A. C. Pour Unsplash+

Mais bien entendu, les circonstances peuvent faire que les parents souhaitent procéder à une cession des titres en cours de démembrement, parce que déjà assez âgés, une offre particulièrement intéressante leur est faite. On connaît tous les conséquences juridiques et fiscales d’une telle opération.

Deux hypothèses bien connues sont en effet possibles : soit les cédants décident de partager le prix entre eux, soit ils optent pour un remploi du prix dans un bien sur lequel va se reporter le démembrement par voie de subrogation réelle.

Quelles sont les conséquences fiscales de ces deux choix au regard du régime des plus-values ? Qui va devoir supporter le coût fiscal lié à cette plus-value ?

Cession conjointe des titres démembrés et partage du prix

La première hypothèse ne présente en vérité aucune difficulté, chacun des cédant reçoit une partie du prix et doit déclarer sa propre plus-value dans le cadre du régime des plus-values immobilières des particuliers de l’article 150 U du CGI. Enfin, tel est bien le cas si l’usufruitier est une personne physique ou une société de personnes de l’article 8 du CGI. Et si les parents ont fait donation de la nue-propriété à leurs enfants tout en se réservant l’usufruit sur le bien qui constitue leur résidence principale, ils peuvent bénéficier de l’exonération de la plus-value de cession de l’usufruit.

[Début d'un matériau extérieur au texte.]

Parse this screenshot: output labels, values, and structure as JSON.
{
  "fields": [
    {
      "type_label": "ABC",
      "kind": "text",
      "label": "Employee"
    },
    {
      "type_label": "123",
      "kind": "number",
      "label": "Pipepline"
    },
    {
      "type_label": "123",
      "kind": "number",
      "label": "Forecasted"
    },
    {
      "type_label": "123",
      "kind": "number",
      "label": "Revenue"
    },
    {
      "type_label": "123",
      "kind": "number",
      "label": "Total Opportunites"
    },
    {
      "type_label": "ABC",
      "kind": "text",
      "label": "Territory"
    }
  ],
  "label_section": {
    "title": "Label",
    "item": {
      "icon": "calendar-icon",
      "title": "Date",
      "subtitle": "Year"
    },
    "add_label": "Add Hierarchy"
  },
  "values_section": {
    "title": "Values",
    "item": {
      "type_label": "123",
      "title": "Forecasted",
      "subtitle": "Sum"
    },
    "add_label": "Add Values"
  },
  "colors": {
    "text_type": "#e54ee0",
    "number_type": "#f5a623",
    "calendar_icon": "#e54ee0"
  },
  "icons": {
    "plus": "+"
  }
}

Pour autant, l’administration pourrait avoir une raison de s’intéresser à la cession en cause. En effet, si le bien constitue effectivement la résidence principale des parents comme on vient de l’envisager, ces derniers peuvent être tentés de recourir à une valorisation économique de l’usufruit quasiment toujours supérieure à la valeur fiscale de ce droit. De la sorte, ils maximiseront la fraction du prix bénéficiant de l’exonération, diminuant du même coup la plus-value à la charge de enfants. L’administration pourrait-elle remettre en cause cette façon de procéder sur le fondement de l’abus de droit en excipant du fait que, ce faisant, les membres de la famille sont sortis de l’optimisation fiscale pour entrer dans le domaine de l’abus de droit. Elle ferait valoir qu’une valorisation fiscale fondée sur les dispositions de l’article 669 du CGI en fonction de l’âge des parents usufruitiers aurait conduit à une imposition plus lourde des nus-propriétaires.

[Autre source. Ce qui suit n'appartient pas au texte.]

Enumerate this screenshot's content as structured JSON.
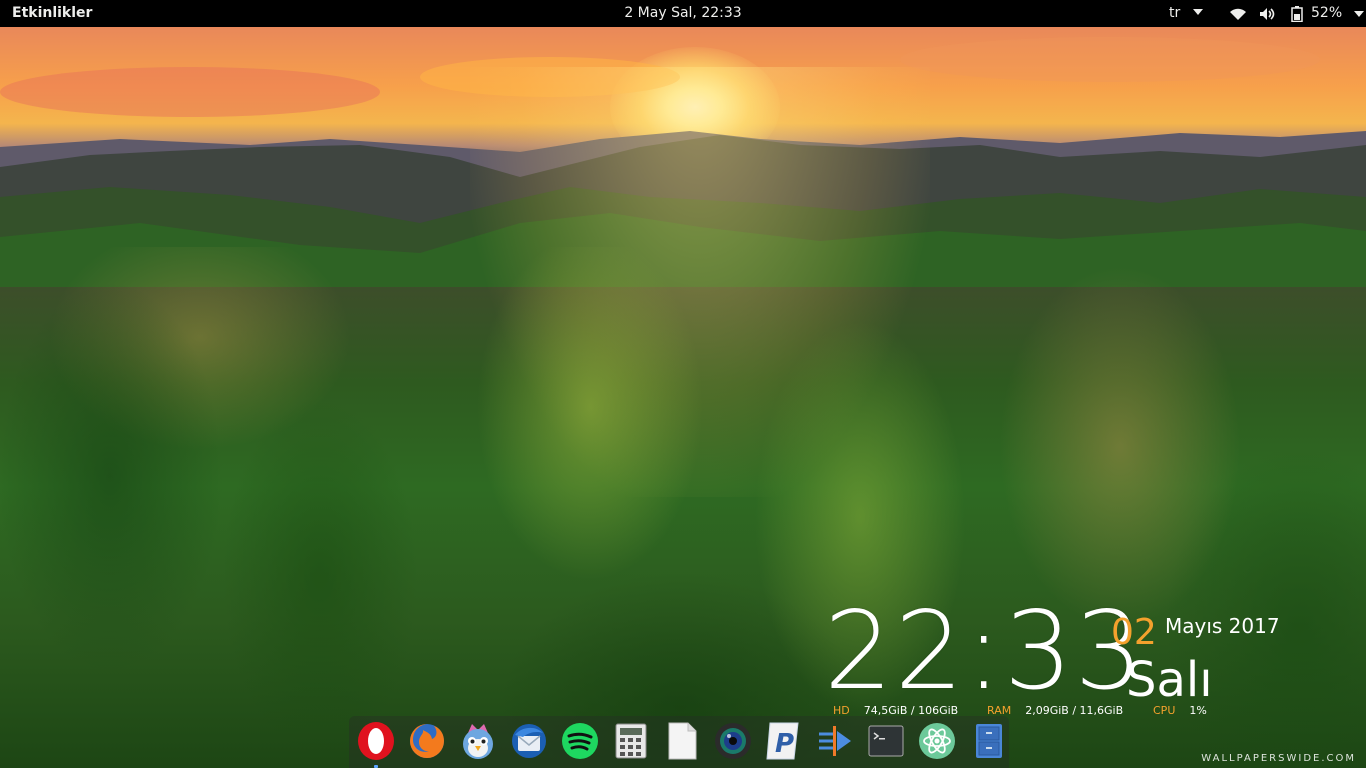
{
  "topbar": {
    "activities": "Etkinlikler",
    "datetime": "2 May Sal, 22:33",
    "language": "tr",
    "battery_percent": "52%"
  },
  "desklet": {
    "time_hours": "22",
    "time_sep": ":",
    "time_minutes": "33",
    "day_number": "02",
    "month_year": "Mayıs 2017",
    "weekday": "Salı",
    "hd_label": "HD",
    "hd_value": "74,5GiB / 106GiB",
    "ram_label": "RAM",
    "ram_value": "2,09GiB / 11,6GiB",
    "cpu_label": "CPU",
    "cpu_value": "1%"
  },
  "dock": {
    "apps": [
      {
        "name": "opera-icon",
        "running": true
      },
      {
        "name": "firefox-icon",
        "running": false
      },
      {
        "name": "corebird-icon",
        "running": false
      },
      {
        "name": "thunderbird-icon",
        "running": false
      },
      {
        "name": "spotify-icon",
        "running": false
      },
      {
        "name": "calculator-icon",
        "running": false
      },
      {
        "name": "text-editor-icon",
        "running": false
      },
      {
        "name": "camera-icon",
        "running": false
      },
      {
        "name": "pycharm-icon",
        "running": false
      },
      {
        "name": "transfer-icon",
        "running": false
      },
      {
        "name": "terminal-icon",
        "running": false
      },
      {
        "name": "atom-icon",
        "running": false
      },
      {
        "name": "file-manager-icon",
        "running": false
      }
    ]
  },
  "wallpaper": {
    "watermark": "WALLPAPERSWIDE.COM"
  },
  "colors": {
    "accent_orange": "#f4a12d",
    "topbar_bg": "#000000",
    "running_indicator": "#5da5ff"
  }
}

Une telle prétention se heurterait à la propre documentation de l’administration elle-même. En effet on peut y lire (BOFIP-RFPI-PVI-20-10-10- § 300.- 02/03/2016) : ”En cas de cession conjointe de l’usufruit et de la nue-propriété, le prix global doit être ventilé de façon à faire apparaître distinctement le prix de cession de la nue-propriété et celui de l’usufruit, en fonction de leur valeur réelle au jour de la vente. A titre de règle pratique, il est admis que cette ventilation puisse être effectuée en appliquant le barème prévu par l’article 669 du CGI en tenant compte de l’âge de l’usufruitier au jour de la vente. “ Elle rappelle dans le même sens (BOFIP-ENR-DMTOI-10-10-10.-08/03/2017) que : “Les parties demeurent libres de fixer le prix de l’usufruit et de la nue-propriété comme elles l’entendent. Dès lors, l’évaluation de la nue-propriété d’un bien apporté à une société peut être fixé sans utiliser le barème de l’article 669 du CGI.”.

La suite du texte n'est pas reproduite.